Rimanendo in Emilia ma dirigendoci più a nord est incontriamo un altro prodotto straordinario le cui origini sono riconducibili all’epoca rinascimentale legate alla corte dei duchi d’Este ma poi divenuto piatto tipico delle feste per tutti i ferraresi. Pare che proprio Lucrezia Borgia, andata in sposa agli inizi del ‘500 al duca Alfonso d’Este, fece della salama da sugo il piatto forte degli innumerevoli banchetti da lei organizzati presso la Corte di Ferrara. L’antica ed elaborata ricetta trova paternità in Cristoforo da Messisbugo, scalco della Corte Estense, via via poi semplificata dai norcini che sino ad oggi ne hanno tramandato le componenti più tradizionali.
Oggi la zona di produzione della salama da sugo (insignita della denominazione IGP dal 2014) comprende il territorio della provincia di Ferrara con esclusione dei comuni di Goro, Codigoro, Lagosanto e Comacchio, nella regione Emilia-Romagna. Le carni selezionate per la realizzazione di questa eccellenza devono provenire da suini non meno giovani di nove mesi.

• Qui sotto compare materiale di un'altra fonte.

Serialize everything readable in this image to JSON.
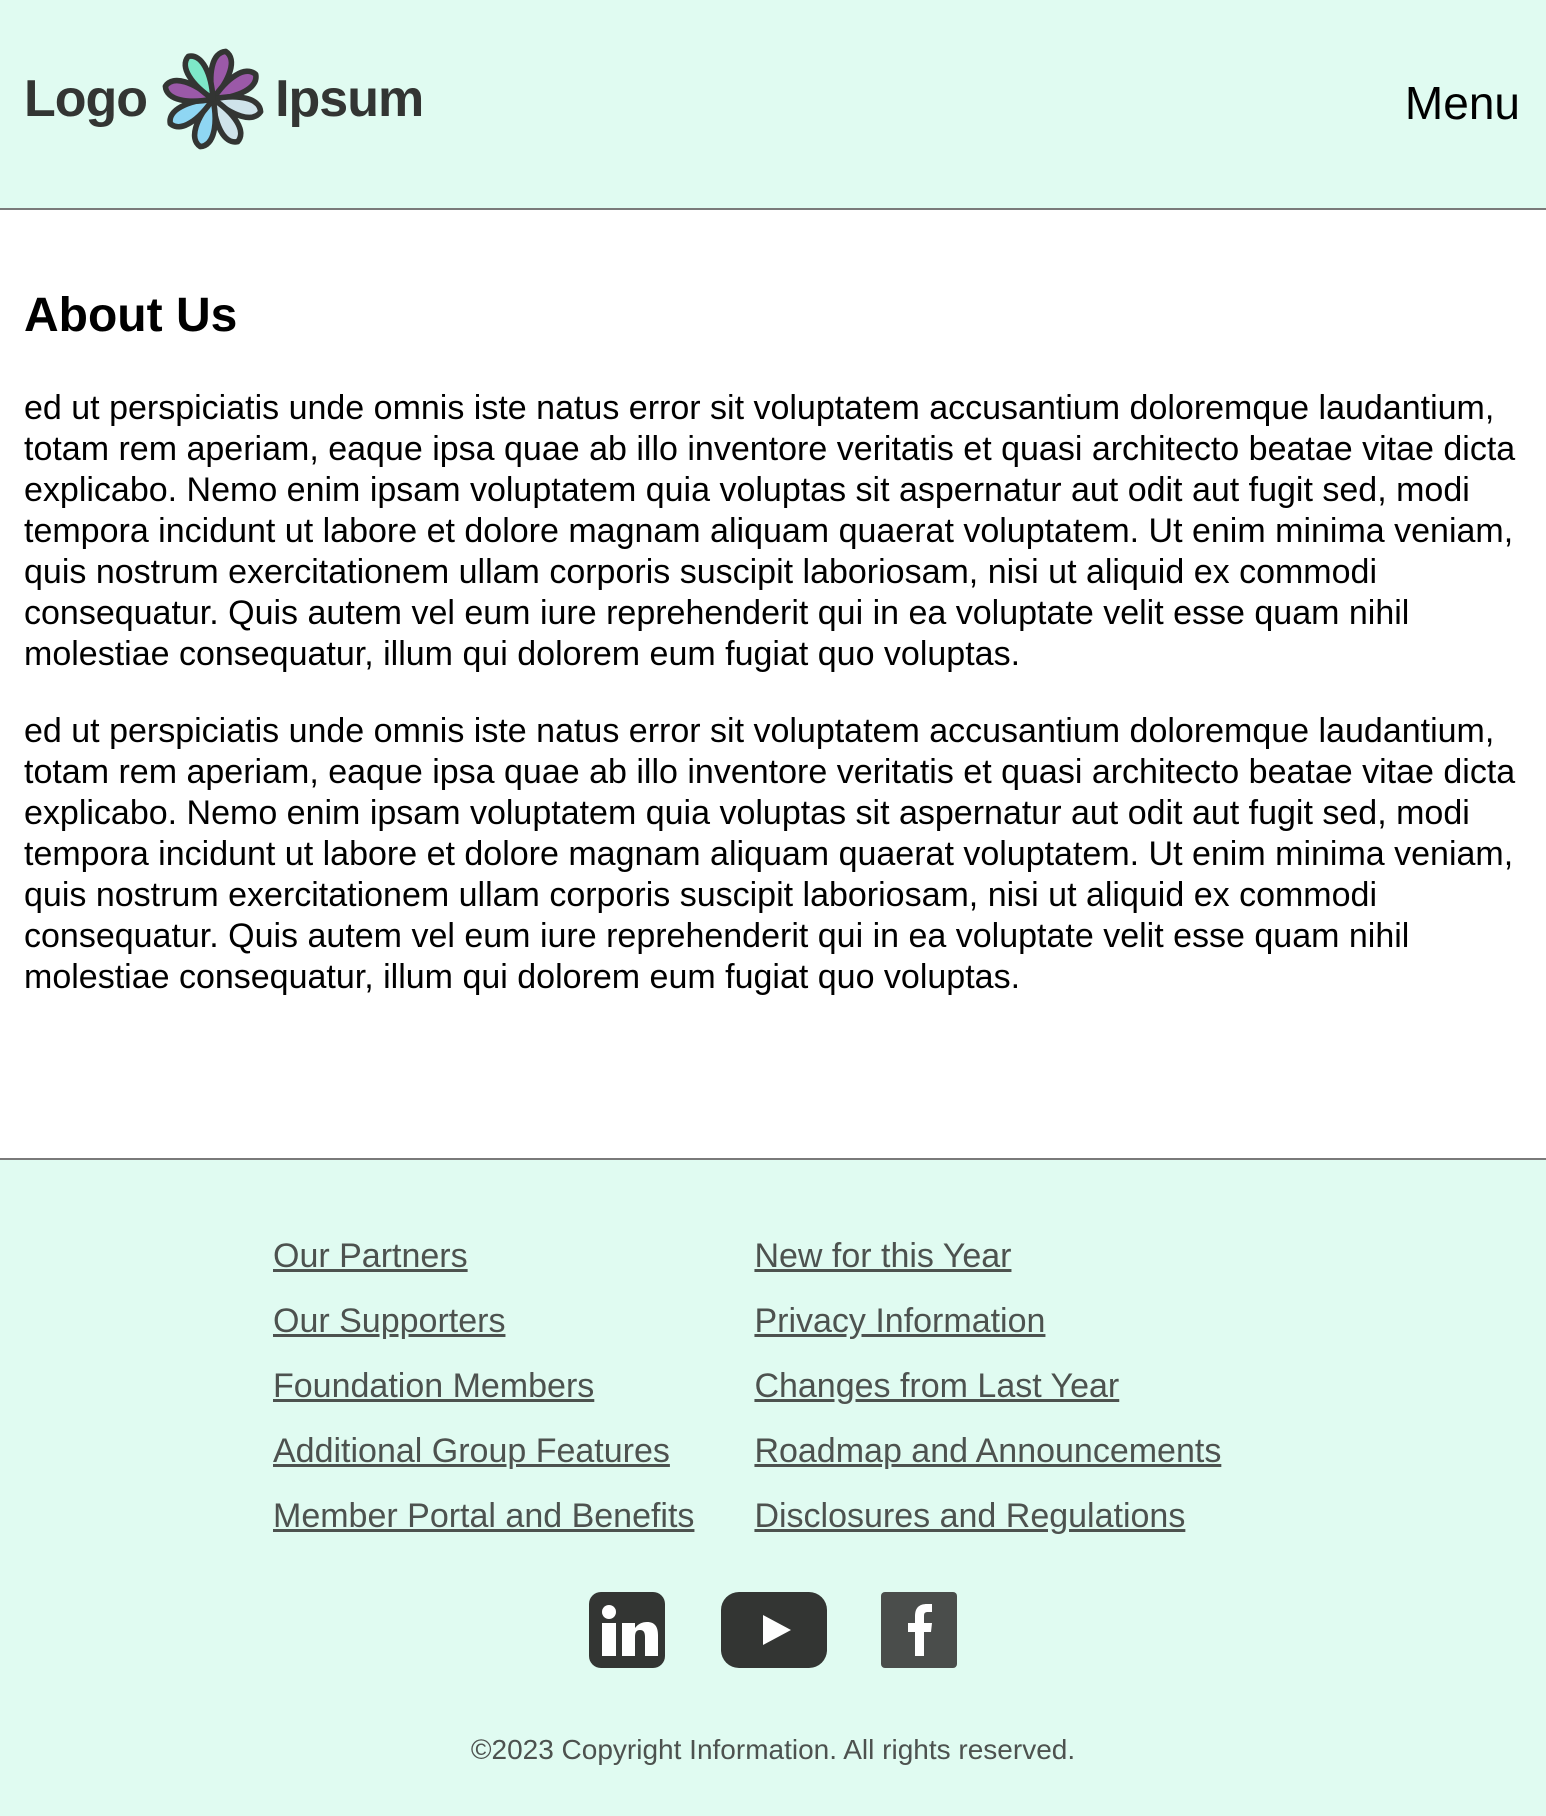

La selezione dei tagli è importante: goletta, capocollo, pancetta, spalla, lingua e fegato, composti in percentuali stabilite, sono i principali a cui viene aggiunto un trito di sottospalla in maniera facoltativa. La carne viene aromatizzata con vino rosso dall’invecchiamento non superiore ai 18 mesi (e in alcune ricette sostituito da brandy, grappa o rum) ed impreziosita da pepe nero e sale marino grosso a cui vengono aggiunti con dosi facoltative cannella, noce moscata, chiodi di garofano. L’impasto viene tritato al coltello dopodiché insaccato in vescica di suino, chiuso e rilegato da spago alimentare, prende la forma del melone con la divisione in spicchi dove lo spago viene maggiormente tirato.
Dopo una lavorazione complessa, la salamina, così è chiamata con affetto dagli autoctoni, richiede tempi lunghi di stagionatura. Infatti, la vera magia conferita dal riposo nelle cantine per almeno otto/dodici mesi e una naturale predisposizione al formarsi un leggero strato di muffa nobile all’esterno dell’insacco naturale conferisce al prodotto finale un gusto straordinario di carne morbida e friabile da cui sgorga un sugo deciso ma al contempo dolce.
Infine, anche la cottura gioca un ruolo di grande importanza. La vescica infatti deve essere precedentemente messa a bagno per una notte, azione che agevola la rimozione delle muffe ed all’ammorbidimento dell’insacco in budello naturale. La cottura è lunga e in acqua, che non dovrà perdere il punto di ebollizione e su cui deve rimanere sospesa non toccando il fondo della pentola; la vescica va preservata, e per assicurarne un risultato eccellente evitandone eventuali lacerazioni la Salamina viene avvolta in un sacchetto di tela.
Protagonista dei menu invernali e delle feste natalizie, la salama viene riposta in una zuppiera che raccoglie proprio il succo della carne che ne fuoriesce dal taglio, servita in spicchi ed accompagnata da purè di patate. Oggi c’è un rinnovato interesse per questo insaccato e i trend culinari ne prediligono un consumo estivo in abbinamento a melone e fichi. È sul mercato nella versione sia cruda che cotta (o “precotta”), in cui variano nel complesso i tempi di cottura.